Acto seguido Raúl se encamina con rapidez pero sin llegar a correr hasta el baño, donde se encierra, dejando a Arbeloa más perdido de lo que Dora la exploradora estaría si la meten en Pachá Ibiza.
Aunque debería ser el que estuviese enfadado porque ha sufrido el impacto del agua fría sobre su cuerpo, Álvaro no puede evitar preocuparse e ir detrás de él.
Camina hasta el baño, recibiendo la mirada curiosa de muchos al reconocer su cara y vislumbrar su aspecto, y cuando llega pica con fuerza en la puerta varias veces, sin obtener ninguna respuesta.
—Sé que estás ahí —dice Arbeloa, apoyándose contra la puerta, y teniendo plena consciencia de que su amigo le contestará.
—¡Que te jodan! —Es lo único que Álvaro oye desde el otro lado de la puerta y escuchar esa respuesta le deja un gesto de sorpresa en la cara, aún empapada por culpa de Albiol.
—¿Se puede saber qué te pasa? —Pregunta volviendo a dar un toque en la puerta.
—¡Que te vas a reír de tu puta madre!
Esas respuestas cada vez sorprenden más a Arbeloa que empieza a planear su estrategia de ataque.
—Anda, ábreme la puerta y ayuda a quitarme la ropa mojada —dice en un tono sugerente.
—¡Te vas a la mierda!
—Como no abras la puerta ahora mismo la tiro abajo, mamonazo —amenaza el diecisiete blanco.
Escucha como Raúl resopla molesto y como casi al mismo tiempo, el ruido del pestillo al abrirse, le avisa de que ya puede pasar.
Álvaro entra, cierra la puerta y vuelve a poner el pestillo para que nadie les moleste.
—A ver, ¿qué te pasa?
—No lo sé —refunfuña Albiol.
Éste está sentando en el suelo del baño, y Álvaro decide sentarse a su lado.
—A mi me lo puedes contar.
—Solo quieres saberlo porque eres un cotilla.
—¿Y no piensas darme esa satisfacción?
Raúl suspira en señal de aceptación.
—Es que a veces siento que soy tonto ¿sabes?

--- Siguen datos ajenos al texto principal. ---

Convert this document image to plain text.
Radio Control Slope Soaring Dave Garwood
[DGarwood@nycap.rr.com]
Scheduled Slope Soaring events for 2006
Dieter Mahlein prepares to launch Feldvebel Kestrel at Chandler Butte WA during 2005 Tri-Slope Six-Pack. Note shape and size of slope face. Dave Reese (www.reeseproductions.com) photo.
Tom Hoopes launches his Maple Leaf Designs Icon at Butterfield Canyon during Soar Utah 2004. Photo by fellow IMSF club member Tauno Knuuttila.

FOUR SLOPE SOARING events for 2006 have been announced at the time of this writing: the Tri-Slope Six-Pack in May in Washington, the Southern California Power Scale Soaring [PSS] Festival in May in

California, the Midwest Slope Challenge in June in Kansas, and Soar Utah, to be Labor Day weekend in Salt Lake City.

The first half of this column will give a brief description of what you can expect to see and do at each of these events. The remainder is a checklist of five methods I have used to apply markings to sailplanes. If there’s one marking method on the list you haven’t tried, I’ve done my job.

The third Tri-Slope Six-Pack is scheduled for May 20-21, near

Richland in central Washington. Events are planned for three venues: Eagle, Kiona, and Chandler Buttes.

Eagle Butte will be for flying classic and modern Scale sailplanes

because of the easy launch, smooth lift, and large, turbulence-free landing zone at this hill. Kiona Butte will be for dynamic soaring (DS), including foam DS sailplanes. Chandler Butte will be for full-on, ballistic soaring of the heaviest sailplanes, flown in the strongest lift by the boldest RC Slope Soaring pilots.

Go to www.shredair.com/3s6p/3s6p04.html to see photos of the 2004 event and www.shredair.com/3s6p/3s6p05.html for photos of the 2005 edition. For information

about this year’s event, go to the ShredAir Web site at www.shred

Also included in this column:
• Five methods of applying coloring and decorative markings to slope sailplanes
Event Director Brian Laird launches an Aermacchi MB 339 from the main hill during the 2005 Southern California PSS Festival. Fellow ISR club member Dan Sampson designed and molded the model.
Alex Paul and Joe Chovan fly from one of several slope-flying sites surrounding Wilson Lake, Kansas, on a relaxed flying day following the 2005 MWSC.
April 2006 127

Yo me he creído la tontería esa del todo y tú no lo has hecho en ningún momento. Ya estás en el once ideal del míster, y le tienes enamorado, y yo no estoy a la altura. Y todo es una mierda.
—Pero tú siempre me ganas al Tekken.
—Menudo consuelo es ganar a la PlayStation… —murmulla de mala gana Raúl.

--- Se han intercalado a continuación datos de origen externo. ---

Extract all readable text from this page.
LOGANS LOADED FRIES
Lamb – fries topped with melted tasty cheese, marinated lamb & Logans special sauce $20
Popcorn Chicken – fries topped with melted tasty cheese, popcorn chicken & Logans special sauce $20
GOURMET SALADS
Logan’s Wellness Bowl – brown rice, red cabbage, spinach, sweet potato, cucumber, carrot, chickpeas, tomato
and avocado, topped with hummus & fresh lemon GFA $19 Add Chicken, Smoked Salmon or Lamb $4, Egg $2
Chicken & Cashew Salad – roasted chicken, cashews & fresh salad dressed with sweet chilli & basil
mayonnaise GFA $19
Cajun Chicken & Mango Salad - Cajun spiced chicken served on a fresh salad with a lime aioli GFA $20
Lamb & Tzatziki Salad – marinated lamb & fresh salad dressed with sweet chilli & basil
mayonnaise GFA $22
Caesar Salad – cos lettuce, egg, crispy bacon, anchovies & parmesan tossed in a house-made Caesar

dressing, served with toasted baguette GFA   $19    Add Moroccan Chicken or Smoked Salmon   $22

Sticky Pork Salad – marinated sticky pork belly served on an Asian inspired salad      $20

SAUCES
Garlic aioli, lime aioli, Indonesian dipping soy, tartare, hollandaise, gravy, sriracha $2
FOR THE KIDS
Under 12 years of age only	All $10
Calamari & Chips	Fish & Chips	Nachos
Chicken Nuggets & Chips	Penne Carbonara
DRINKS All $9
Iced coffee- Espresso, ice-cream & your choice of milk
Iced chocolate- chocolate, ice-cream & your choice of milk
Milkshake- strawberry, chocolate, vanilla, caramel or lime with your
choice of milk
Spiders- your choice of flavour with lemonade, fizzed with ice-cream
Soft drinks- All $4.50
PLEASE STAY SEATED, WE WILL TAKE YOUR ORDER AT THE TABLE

—Lo que necesitas para animarte es un buen meneo.
Albiol vuelve a resoplar.
—Ahora siendo serios, deja de decir tonterías. Tú dale tiempo al míster y esfuérzate a tope para que vea todo tu potencial. Y mientras deja que yo me ocupe de que no pienses en esas cosas.
—¿Y cómo lo vas a hacer?
—¿En serio necesitas que te lo explique? No me extraña que tengas complejo de tonto —bromea Álvaro, acariciándole el pelo a su amigo y consiguiendo que este se ría—. Será mejor que vayamos a comer antes de que se den cuenta de donde estamos, que hay muchas cámaras por los alrededores y no me apetece ser la portada del Hola de esta semana.

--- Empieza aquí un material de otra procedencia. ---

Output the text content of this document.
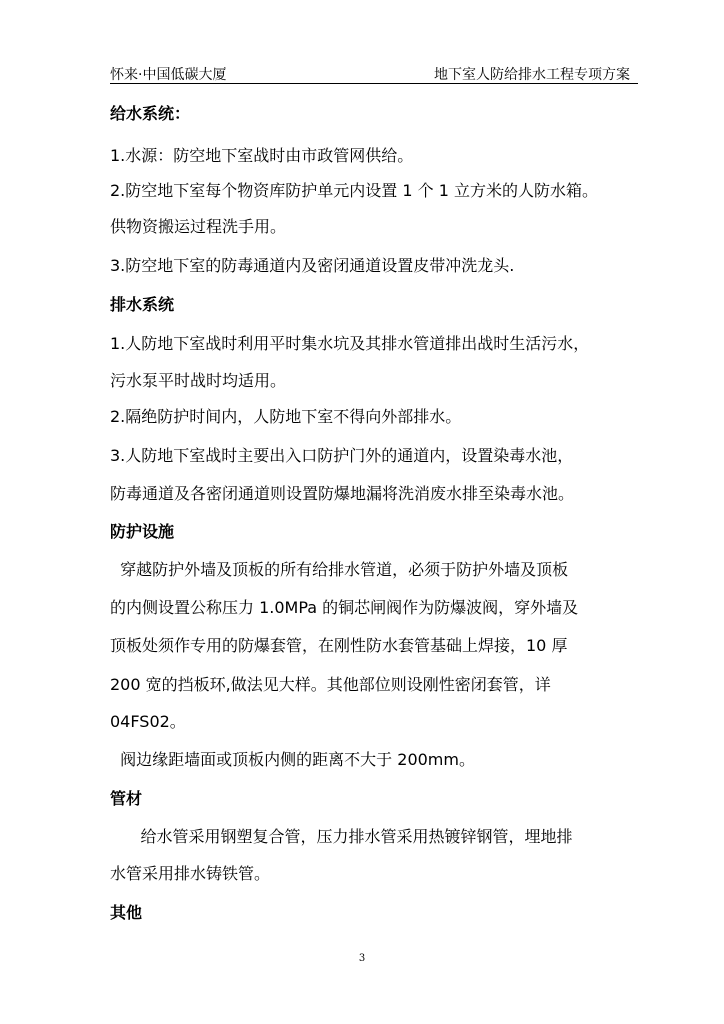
怀来·中国低碳大厦	地下室人防给排水工程专项方案
给水系统：
1.水源：防空地下室战时由市政管网供给。
2.防空地下室每个物资库防护单元内设置 1 个 1 立方米的人防水箱。
供物资搬运过程洗手用。
3.防空地下室的防毒通道内及密闭通道设置皮带冲洗龙头.
排水系统
1.人防地下室战时利用平时集水坑及其排水管道排出战时生活污水，
污水泵平时战时均适用。
2.隔绝防护时间内，人防地下室不得向外部排水。
3.人防地下室战时主要出入口防护门外的通道内，设置染毒水池，
防毒通道及各密闭通道则设置防爆地漏将洗消废水排至染毒水池。
防护设施
穿越防护外墙及顶板的所有给排水管道，必须于防护外墙及顶板
的内侧设置公称压力 1.0MPa 的铜芯闸阀作为防爆波阀，穿外墙及
顶板处须作专用的防爆套管，在刚性防水套管基础上焊接，10 厚
200 宽的挡板环,做法见大样。其他部位则设刚性密闭套管，详
04FS02。
阀边缘距墙面或顶板内侧的距离不大于 200mm。
管材
给水管采用钢塑复合管，压力排水管采用热镀锌钢管，埋地排
水管采用排水铸铁管。
其他
3
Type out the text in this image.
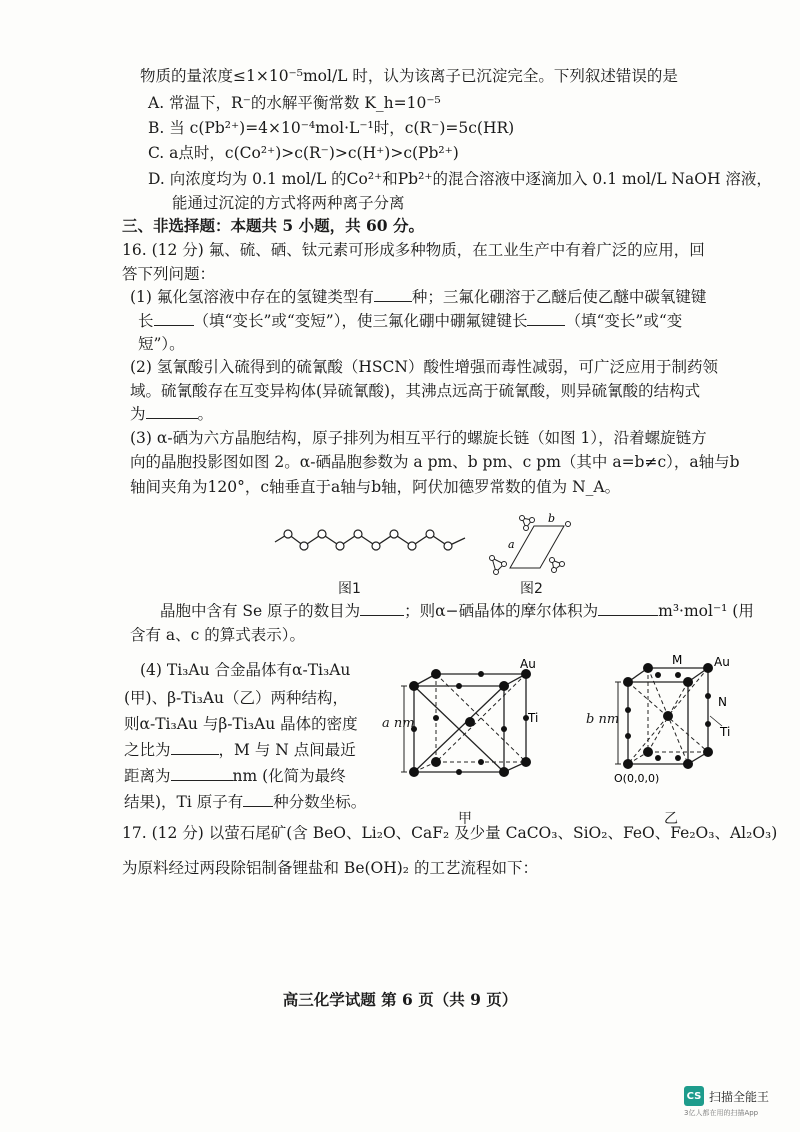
物质的量浓度≤1×10⁻⁵mol/L 时，认为该离子已沉淀完全。下列叙述错误的是
A. 常温下，R⁻的水解平衡常数 K_h=10⁻⁵
B. 当 c(Pb²⁺)=4×10⁻⁴mol·L⁻¹时，c(R⁻)=5c(HR)
C. a点时，c(Co²⁺)>c(R⁻)>c(H⁺)>c(Pb²⁺)
D. 向浓度均为 0.1 mol/L 的Co²⁺和Pb²⁺的混合溶液中逐滴加入 0.1 mol/L NaOH 溶液，
能通过沉淀的方式将两种离子分离
三、非选择题：本题共 5 小题，共 60 分。
16. (12 分) 氟、硫、硒、钛元素可形成多种物质，在工业生产中有着广泛的应用，回
答下列问题：
(1) 氟化氢溶液中存在的氢键类型有 种；三氟化硼溶于乙醚后使乙醚中碳氧键键
长	（填“变长”或“变短”），使三氟化硼中硼氟键键长 （填“变长”或“变
短”）。
(2) 氢氰酸引入硫得到的硫氰酸（HSCN）酸性增强而毒性减弱，可广泛应用于制药领
域。硫氰酸存在互变异构体(异硫氰酸)，其沸点远高于硫氰酸，则异硫氰酸的结构式
为	。
(3) α-硒为六方晶胞结构，原子排列为相互平行的螺旋长链（如图 1），沿着螺旋链方
向的晶胞投影图如图 2。α-硒晶胞参数为 a pm、b pm、c pm（其中 a=b≠c），a轴与b
轴间夹角为120°，c轴垂直于a轴与b轴，阿伏加德罗常数的值为 N_A。
图1
b
a
图2
晶胞中含有 Se 原子的数目为	；则α−硒晶体的摩尔体积为	m³·mol⁻¹ (用
含有 a、c 的算式表示）。
(4) Ti₃Au 合金晶体有α-Ti₃Au
(甲)、β-Ti₃Au（乙）两种结构，
则α-Ti₃Au 与β-Ti₃Au 晶体的密度
之比为	，M 与 N 点间最近
距离为	nm (化简为最终
结果)，Ti 原子有 种分数坐标。
Au
Ti
a nm
甲
M	Au
N
Ti
O(0,0,0)
b nm
乙
17. (12 分) 以萤石尾矿(含 BeO、Li₂O、CaF₂ 及少量 CaCO₃、SiO₂、FeO、Fe₂O₃、Al₂O₃)
为原料经过两段除铝制备锂盐和 Be(OH)₂ 的工艺流程如下：
高三化学试题 第 6 页（共 9 页）
CS 扫描全能王
3亿人都在用的扫描App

Albiol asiente, levantándose con ayuda de su compañero.
—Pero te prometo que después de esto, vamos a casa, te dejo que me ganes al Fifa, urdiremos una malévola venganza contra nuestro capitán y echamos un polvete ¿vale? —Dice Álvaro y le da un rápido beso en los labios.
Raúl asiente y ambos salen del baño, Álvaro aún con la ropa empapada y Raúl con una sonrisa dibujada en los labios y un sentimiento de que por Navidad, no puede pedir nada más.